After three months of relative drought, heavy rains returned to Colombia Saturday, causing flooding in all major cities and disrupting the country’s infrastructure. All this while the country’s authorities say they are not even half way in reconstructing what was destroyed by the last rainy season.
This year’s second rainy season — expected to last until mid-December — had its prelude in the capital Bogota where heavy rains and a hailstorm caused a disruption of the city’s traffic on Saturday. According to local authorities, the extreme weather caused no accidents.
In Medellin, heavy rains fell began falling Saturday evening, causing flooding in several parts of the city and 295 road accidents in which at least one person was killed and several were injured. The soccer match between Medellin team Nacional and their Bogota rivals Santa Fe was suspended when rains flooded the field.
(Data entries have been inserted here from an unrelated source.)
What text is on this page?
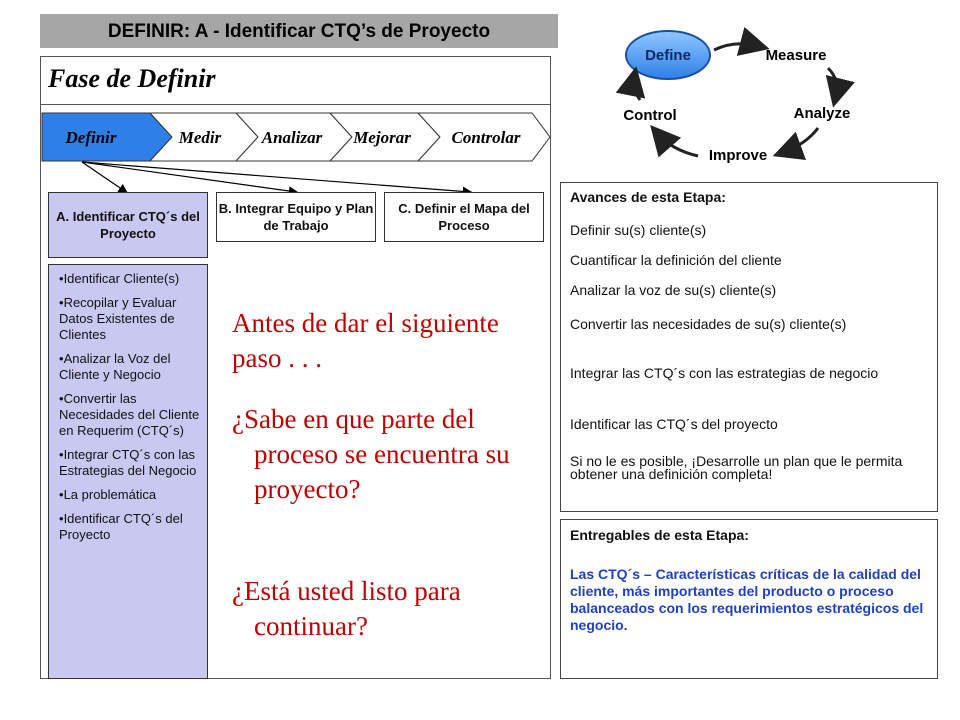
DEFINIR: A - Identificar CTQ’s de Proyecto
Fase de Definir
Definir	Medir Analizar Mejorar Controlar
A. Identificar CTQ´s del Proyecto
B. Integrar Equipo y Plan de Trabajo
C. Definir el Mapa del Proceso
• Identificar Cliente(s)
• Recopilar y Evaluar Datos Existentes de Clientes
• Analizar la Voz del Cliente y Negocio
• Convertir las Necesidades del Cliente en Requerim (CTQ´s)
• Integrar CTQ´s con las Estrategias del Negocio
• La problemática
• Identificar CTQ´s del Proyecto
Antes de dar el siguiente paso . . .
¿Sabe en que parte del proceso se encuentra su proyecto?
¿Está usted listo para continuar?
Define	Measure
Analyze
Improve
Control
Avances de esta Etapa:
Definir su(s) cliente(s)
Cuantificar la definición del cliente
Analizar la voz de su(s) cliente(s)
Convertir las necesidades de su(s) cliente(s)
Integrar las CTQ´s con las estrategias de negocio
Identificar las CTQ´s del proyecto
Si no le es posible, ¡Desarrolle un plan que le permita obtener una definición completa!
Entregables de esta Etapa:
Las CTQ´s – Características críticas de la calidad del cliente, más importantes del producto o proceso balanceados con los requerimientos estratégicos del negocio.
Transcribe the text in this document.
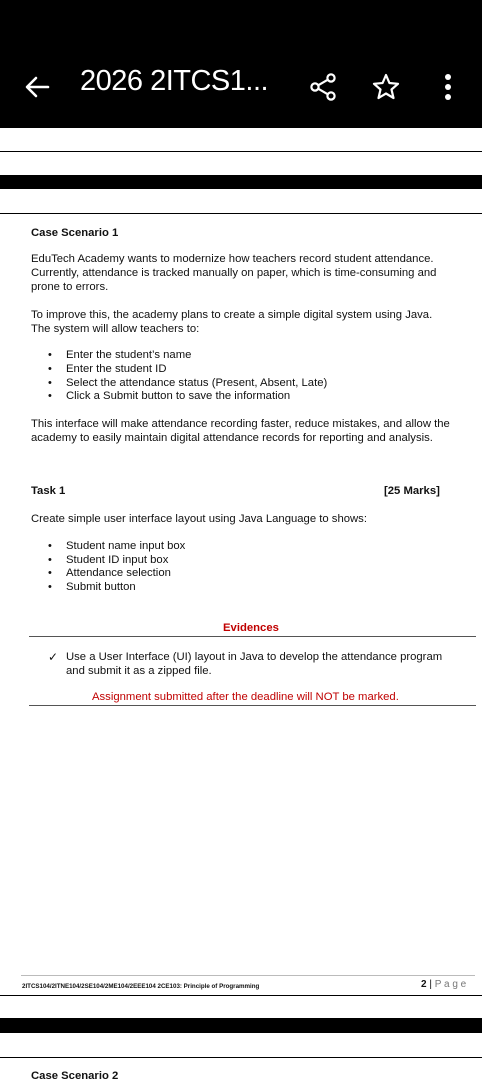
2026 2ITCS1...
Case Scenario 1
EduTech Academy wants to modernize how teachers record student attendance.
Currently, attendance is tracked manually on paper, which is time-consuming and
prone to errors.
To improve this, the academy plans to create a simple digital system using Java.
The system will allow teachers to:
• Enter the student’s name
• Enter the student ID
• Select the attendance status (Present, Absent, Late)
• Click a Submit button to save the information
This interface will make attendance recording faster, reduce mistakes, and allow the
academy to easily maintain digital attendance records for reporting and analysis.
Task 1	[25 Marks]
Create simple user interface layout using Java Language to shows:
• Student name input box
• Student ID input box
• Attendance selection
• Submit button
Evidences
✓ Use a User Interface (UI) layout in Java to develop the attendance program
and submit it as a zipped file.
Assignment submitted after the deadline will NOT be marked.
2ITCS104/2ITNE104/2SE104/2ME104/2EEE104 2CE103: Principle of Programming	2 | P a g e
Case Scenario 2
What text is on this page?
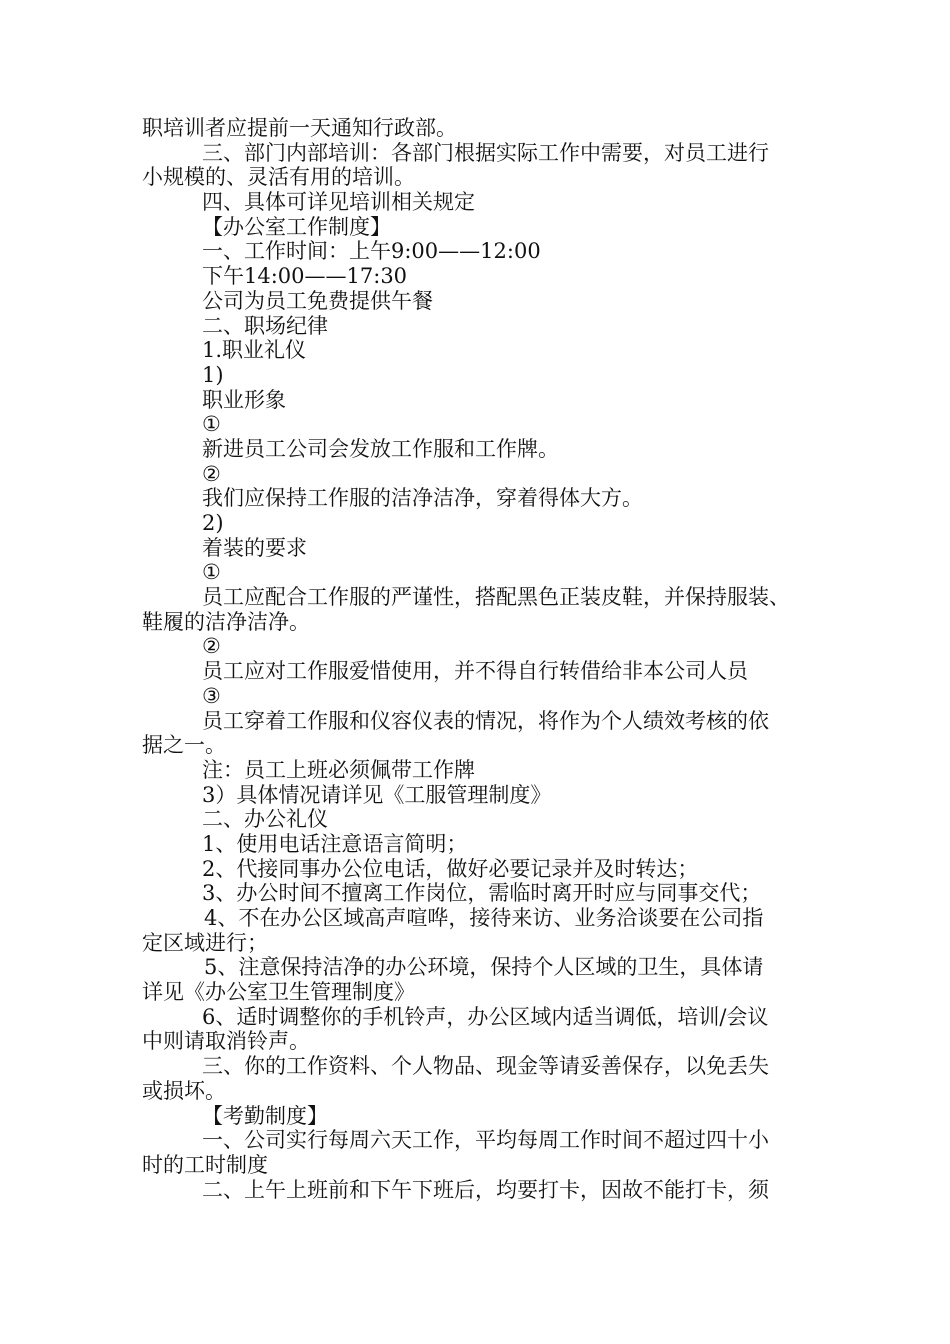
职培训者应提前一天通知行政部。
三、部门内部培训：各部门根据实际工作中需要，对员工进行
小规模的、灵活有用的培训。
四、具体可详见培训相关规定
【办公室工作制度】
一、工作时间：上午9:00——12:00
下午14:00——17:30
公司为员工免费提供午餐
二、职场纪律
1.职业礼仪
1)
职业形象
①
新进员工公司会发放工作服和工作牌。
②
我们应保持工作服的洁净洁净，穿着得体大方。
2)
着装的要求
①
员工应配合工作服的严谨性，搭配黑色正装皮鞋，并保持服装、
鞋履的洁净洁净。
②
员工应对工作服爱惜使用，并不得自行转借给非本公司人员
③
员工穿着工作服和仪容仪表的情况，将作为个人绩效考核的依
据之一。
注：员工上班必须佩带工作牌
3）具体情况请详见《工服管理制度》
二、办公礼仪
1、使用电话注意语言简明；
2、代接同事办公位电话，做好必要记录并及时转达；
3、办公时间不擅离工作岗位，需临时离开时应与同事交代；
4、不在办公区域高声喧哗，接待来访、业务洽谈要在公司指
定区域进行；
5、注意保持洁净的办公环境，保持个人区域的卫生，具体请
详见《办公室卫生管理制度》
6、适时调整你的手机铃声，办公区域内适当调低，培训/会议
中则请取消铃声。
三、你的工作资料、个人物品、现金等请妥善保存，以免丢失
或损坏。
【考勤制度】
一、公司实行每周六天工作，平均每周工作时间不超过四十小
时的工时制度
二、上午上班前和下午下班后，均要打卡，因故不能打卡，须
In Cali, a heavy storm uprooted trees and destroyed rooftops.
A similar storm hit the city of Manizales where ten houses lost their rooftops and media report landslides and floods.
According to President Juan Manuel Santos, state agencies have begun 53% of the 4,178 public works projects to reconstruct the damage done by the torrential rains that caused massive destruction throughout the country since the beginning of 2010.
Nevertheless, the road between Medellin and Quibdo, the capital of the Pacific Choco department, was closed off after the first rains fell on Saturday.
Last year’s extended rainy season killed more than 300 people in Colombia, affected more than 2 million and caused an estimated $5 billion in damages.